If you and your spouse are going through a high-asset divorce in Texas, and if you acquired a significant amount of artwork during your marriage, you may want to know how you can ensure the divorce judge divides that artwork fairly between the two of you. While many people assume that the most reliable valuations come from humans, the NAEPC Journal of Estate and Tax Planning suggests that digital tools offer the most reliable results.
The Cincinnati appraiser of fine and decorative arts, collectibles and antiques who authored the study says that digital tools play a crucial role in the division, disposition and protection of tangible personal property during both divorce and estate planning. However, not all digital tools are created equal. You can ensure that the program you choose to use offers the most fair and accurate appraisal by checking to make sure it has certain characteristics.
First and foremost, the tools you use should facilitate record keeping specific to tangible personal property.
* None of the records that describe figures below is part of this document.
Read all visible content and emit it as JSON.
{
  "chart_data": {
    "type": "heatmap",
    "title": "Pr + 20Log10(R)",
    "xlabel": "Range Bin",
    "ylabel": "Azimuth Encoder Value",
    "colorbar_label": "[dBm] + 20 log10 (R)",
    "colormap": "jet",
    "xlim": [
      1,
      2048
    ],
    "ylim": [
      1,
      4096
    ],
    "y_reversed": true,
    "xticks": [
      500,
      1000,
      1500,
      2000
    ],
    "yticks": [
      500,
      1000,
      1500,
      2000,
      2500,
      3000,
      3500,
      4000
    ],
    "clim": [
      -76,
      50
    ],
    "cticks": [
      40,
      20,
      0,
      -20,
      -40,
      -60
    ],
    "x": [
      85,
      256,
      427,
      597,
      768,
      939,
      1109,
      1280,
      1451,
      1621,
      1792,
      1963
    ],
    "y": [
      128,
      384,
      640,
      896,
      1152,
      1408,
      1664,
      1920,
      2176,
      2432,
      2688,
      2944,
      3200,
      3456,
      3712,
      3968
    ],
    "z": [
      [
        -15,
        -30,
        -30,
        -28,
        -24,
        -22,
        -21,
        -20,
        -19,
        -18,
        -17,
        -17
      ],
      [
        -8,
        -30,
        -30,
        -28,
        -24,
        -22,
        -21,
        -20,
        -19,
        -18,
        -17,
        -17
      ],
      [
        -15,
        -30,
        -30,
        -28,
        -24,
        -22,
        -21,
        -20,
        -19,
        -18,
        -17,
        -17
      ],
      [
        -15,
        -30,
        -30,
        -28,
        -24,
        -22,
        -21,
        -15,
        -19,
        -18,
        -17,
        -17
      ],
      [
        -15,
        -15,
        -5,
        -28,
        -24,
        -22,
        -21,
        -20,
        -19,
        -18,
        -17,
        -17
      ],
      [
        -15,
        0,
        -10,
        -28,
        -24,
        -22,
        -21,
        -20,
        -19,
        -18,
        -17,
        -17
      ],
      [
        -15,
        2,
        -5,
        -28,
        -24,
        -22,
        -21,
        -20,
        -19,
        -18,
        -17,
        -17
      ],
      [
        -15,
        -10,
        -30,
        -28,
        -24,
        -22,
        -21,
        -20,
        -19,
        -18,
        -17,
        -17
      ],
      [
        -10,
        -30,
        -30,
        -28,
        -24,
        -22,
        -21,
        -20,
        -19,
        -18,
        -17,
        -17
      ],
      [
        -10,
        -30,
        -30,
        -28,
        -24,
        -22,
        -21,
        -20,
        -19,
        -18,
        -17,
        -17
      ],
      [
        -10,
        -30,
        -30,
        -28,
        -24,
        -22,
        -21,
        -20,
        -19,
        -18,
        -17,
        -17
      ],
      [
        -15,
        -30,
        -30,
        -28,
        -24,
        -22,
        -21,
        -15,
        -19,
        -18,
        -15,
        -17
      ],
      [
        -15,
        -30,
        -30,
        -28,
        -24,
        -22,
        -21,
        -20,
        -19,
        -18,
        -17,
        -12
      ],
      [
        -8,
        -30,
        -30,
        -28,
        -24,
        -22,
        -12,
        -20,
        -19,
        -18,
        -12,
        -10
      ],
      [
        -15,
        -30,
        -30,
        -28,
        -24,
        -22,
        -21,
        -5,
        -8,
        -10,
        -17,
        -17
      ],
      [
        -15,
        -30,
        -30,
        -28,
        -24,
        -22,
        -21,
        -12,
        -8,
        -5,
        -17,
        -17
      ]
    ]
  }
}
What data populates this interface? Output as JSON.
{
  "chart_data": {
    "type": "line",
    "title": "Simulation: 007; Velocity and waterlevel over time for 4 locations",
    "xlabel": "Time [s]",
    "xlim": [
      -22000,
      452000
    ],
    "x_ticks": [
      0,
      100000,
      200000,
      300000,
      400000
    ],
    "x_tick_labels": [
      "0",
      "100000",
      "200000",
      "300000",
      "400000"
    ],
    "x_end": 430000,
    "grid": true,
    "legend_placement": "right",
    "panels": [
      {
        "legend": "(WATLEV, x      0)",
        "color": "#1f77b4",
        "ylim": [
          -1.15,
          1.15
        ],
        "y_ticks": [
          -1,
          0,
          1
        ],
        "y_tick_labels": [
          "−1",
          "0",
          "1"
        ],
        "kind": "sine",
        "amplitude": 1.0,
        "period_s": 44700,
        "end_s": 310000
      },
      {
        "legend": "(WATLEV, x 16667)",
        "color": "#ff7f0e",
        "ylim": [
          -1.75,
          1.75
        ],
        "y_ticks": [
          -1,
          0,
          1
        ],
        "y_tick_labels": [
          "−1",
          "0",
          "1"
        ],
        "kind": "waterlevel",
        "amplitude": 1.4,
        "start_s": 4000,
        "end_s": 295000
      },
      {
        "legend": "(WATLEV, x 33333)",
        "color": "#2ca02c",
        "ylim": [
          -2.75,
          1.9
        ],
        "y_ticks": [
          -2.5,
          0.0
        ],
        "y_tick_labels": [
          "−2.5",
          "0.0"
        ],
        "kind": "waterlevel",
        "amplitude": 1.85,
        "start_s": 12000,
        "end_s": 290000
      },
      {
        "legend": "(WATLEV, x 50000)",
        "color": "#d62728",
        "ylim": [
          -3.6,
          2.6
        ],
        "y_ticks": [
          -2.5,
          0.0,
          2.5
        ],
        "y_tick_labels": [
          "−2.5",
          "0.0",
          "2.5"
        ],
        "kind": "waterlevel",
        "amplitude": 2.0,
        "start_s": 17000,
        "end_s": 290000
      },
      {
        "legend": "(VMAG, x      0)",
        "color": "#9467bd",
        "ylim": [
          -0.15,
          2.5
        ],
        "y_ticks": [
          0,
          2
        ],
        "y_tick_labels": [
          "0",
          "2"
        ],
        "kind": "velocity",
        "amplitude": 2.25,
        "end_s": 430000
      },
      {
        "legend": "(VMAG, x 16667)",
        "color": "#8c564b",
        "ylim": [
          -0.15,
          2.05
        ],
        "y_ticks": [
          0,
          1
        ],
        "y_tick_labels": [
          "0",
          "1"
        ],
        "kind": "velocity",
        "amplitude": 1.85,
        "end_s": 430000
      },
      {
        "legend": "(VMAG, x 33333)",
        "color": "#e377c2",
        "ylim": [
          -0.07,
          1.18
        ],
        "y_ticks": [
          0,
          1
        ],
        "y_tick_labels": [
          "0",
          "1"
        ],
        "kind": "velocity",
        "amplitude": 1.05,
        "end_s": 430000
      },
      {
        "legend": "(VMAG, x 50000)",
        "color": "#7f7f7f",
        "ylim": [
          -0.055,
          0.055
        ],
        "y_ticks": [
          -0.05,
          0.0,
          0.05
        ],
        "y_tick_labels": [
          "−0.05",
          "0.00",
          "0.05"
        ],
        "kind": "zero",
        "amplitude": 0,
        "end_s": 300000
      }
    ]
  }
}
It should also make record-keeping easy by offering the ability to scan invoices, store files, authenticate documents and pull up previous appraisals. Shared processing is also a must-have characteristic, as cloud tools can simplify the cataloging and sharing of benefits. For instance, with the right digital tools, you and your spouse can eliminate up to 90 percent of the back-and-forth deliberation that often accompanies the division of valuable objects.
Though the author of the report favors digital tools, she does suggest that the best digital tools grant easy access to actual specialist appraisers. These appraisers should be able to provide second options, squash misinformation and explain the valuation of an object transparently.
The information in this article is for educational purposes only. It should not be construed as legal advice.